The Assisting Students at Risk initiative, housed in the Office of Student Affairs and Campus Life, was founded in 2008 and is entering a new phase with the initiation of a behavioral intervention team led by caseworker and new hire Christina McMahon, who began her work at the college Jan. 26. This team will include key representatives across campus who will meet regularly to discuss and implement strategies dealing with individual situations, fighting mental health stigma on campus and improving campus communications.
Rory Rothman, senior associate vice president for student affairs and campus life, said the ASR began in 2008 to make the process of supporting students at risk more comprehensive.
“The idea was to create this office as a central place to be able to share information from community members from the students, faculty and staff who have concerns about a student … and for this office, in turn, to be able to do some outreach to see if that’s an isolated situation or more of a pattern of behavior and to identify the most strategic intervention strategies,” Rothman said.
Rothman said McMahon’s position will provide an important addition to the ASR because she will now be handling the reports as well as leading the behavioral intervention team.
“Ultimately there will be a lot coming out of this area in terms of more intervention and interaction with students, more education and outreach programs and the work of the Behavioral Intervention Team,” he said. “So that person has to establish relationships with all the key constituents on campus to grow the program over time.”
McMahon said she was excited to begin her new role as case manager in the Office of Student Affairs and Campus Life.
“With my background in psychiatric social work, I hope to be an especially strong advocate and ally for those students who may be struggling with mental health issues,” she said. “I want students at risk to engage in a partnership with me and feel comfortable processing any stressors or barriers that may be negatively infringing upon their student experience.”
An intervention situation begins when Rothman’s office receives a report, often from faculty saying a student has missed class or expressed distress. After receiving the facts, the office gathers information from the residence director and Office of Public Safety and Emergency Management records and will look to a person who has a relationship with the student, most often an RD but sometimes a faculty member or adviser, to check in with the student and report back to the office.
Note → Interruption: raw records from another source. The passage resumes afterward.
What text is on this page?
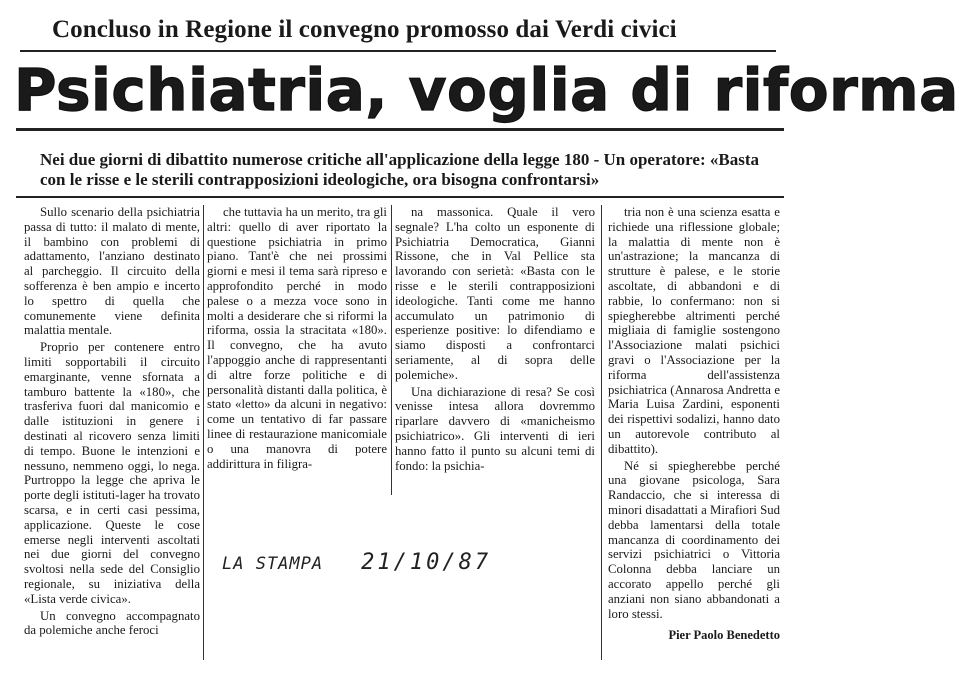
Concluso in Regione il convegno promosso dai Verdi civici
Psichiatria, voglia di riforma
Nei due giorni di dibattito numerose critiche all'applicazione della legge 180 - Un operatore: «Basta con le risse e le sterili contrapposizioni ideologiche, ora bisogna confrontarsi»

Sullo scenario della psichiatria passa di tutto: il malato di mente, il bambino con problemi di adattamento, l'anziano destinato al parcheggio. Il circuito della sofferenza è ben ampio e incerto lo spettro di quella che comunemente viene definita malattia mentale.

Proprio per contenere entro limiti sopportabili il circuito emarginante, venne sfornata a tamburo battente la «180», che trasferiva fuori dal manicomio e dalle istituzioni in genere i destinati al ricovero senza limiti di tempo. Buone le intenzioni e nessuno, nemmeno oggi, lo nega. Purtroppo la legge che apriva le porte degli istituti-lager ha trovato scarsa, e in certi casi pessima, applicazione. Queste le cose emerse negli interventi ascoltati nei due giorni del convegno svoltosi nella sede del Consiglio regionale, su iniziativa della «Lista verde civica».

Un convegno accompagnato da polemiche anche feroci

che tuttavia ha un merito, tra gli altri: quello di aver riportato la questione psichiatria in primo piano. Tant'è che nei prossimi giorni e mesi il tema sarà ripreso e approfondito perché in modo palese o a mezza voce sono in molti a desiderare che si riformi la riforma, ossia la stracitata «180». Il convegno, che ha avuto l'appoggio anche di rappresentanti di altre forze politiche e di personalità distanti dalla politica, è stato «letto» da alcuni in negativo: come un tentativo di far passare linee di restaurazione manicomiale o una manovra di potere addirittura in filigra-

na massonica. Quale il vero segnale? L'ha colto un esponente di Psichiatria Democratica, Gianni Rissone, che in Val Pellice sta lavorando con serietà: «Basta con le risse e le sterili contrapposizioni ideologiche. Tanti come me hanno accumulato un patrimonio di esperienze positive: lo difendiamo e siamo disposti a confrontarci seriamente, al di sopra delle polemiche».

Una dichiarazione di resa? Se così venisse intesa allora dovremmo riparlare davvero di «manicheismo psichiatrico». Gli interventi di ieri hanno fatto il punto su alcuni temi di fondo: la psichia-

tria non è una scienza esatta e richiede una riflessione globale; la malattia di mente non è un'astrazione; la mancanza di strutture è palese, e le storie ascoltate, di abbandoni e di rabbie, lo confermano: non si spiegherebbe altrimenti perché migliaia di famiglie sostengono l'Associazione malati psichici gravi o l'Associazione per la riforma dell'assistenza psichiatrica (Annarosa Andretta e Maria Luisa Zardini, esponenti dei rispettivi sodalizi, hanno dato un autorevole contributo al dibattito).

Né si spiegherebbe perché una giovane psicologa, Sara Randaccio, che si interessa di minori disadattati a Mirafiori Sud debba lamentarsi della totale mancanza di coordinamento dei servizi psichiatrici o Vittoria Colonna debba lanciare un accorato appello perché gli anziani non siano abbandonati a loro stessi.

Pier Paolo Benedetto
LA STAMPA 21/10/87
Deborah Harper, director of the Center for Counseling, Health and Wellness, addressed the possibility of students feeling an invasion of privacy and said though there may be some students who feel their personal lives are none of the school’s business, from her understanding most students appreciated the gesture.
“I don’t think the feedback that I’m hearing is that students don’t like this or feel intruded on, but they feel like someone cares,” Harper said.
Harper said the expansion of the initiative was important in keeping up with best practices nationwide, which now include a team that meets on a regular basis and having a dedicated case manager.
“Over the years you realize how much support is needed,” Harper said. “The population is changing — needs are greater. People feel more anxious and want to get help. The institution wants to provide the resources for students to be able to be successful and stay here.”
Recently, the Center for Counseling and Psychological Services posted a syllabus insert about mental health in support of the ASR initiative to Intercom that was subsequently updated to include a section about sexual assault. Harper said after a faculty member reached out to the ASR initiative with questions about what to do in cases of sexual assault, the team decided to update the insert with specifications about this scenario.
“What’s coming along now is a lot of attention to Title IX,” Harper said. “Is there information and education in the college community around resources if you’re sexually assaulted? So I think it’s kind of fresh on people’s minds. To say that we’re a confidential reporting place is not new, but in the climate where people are talking about who do you report sexual assault to, it probably is a good thing to emphasize that this is confidential.”
McMahon said the ASR plays an important role in supporting students in need of resources.
“The assisting students at risk initiative truly empowers the entire campus community to take notice of those students who are struggling, whether it be academically, socially or emotionally, and access that student immediate help,” she said.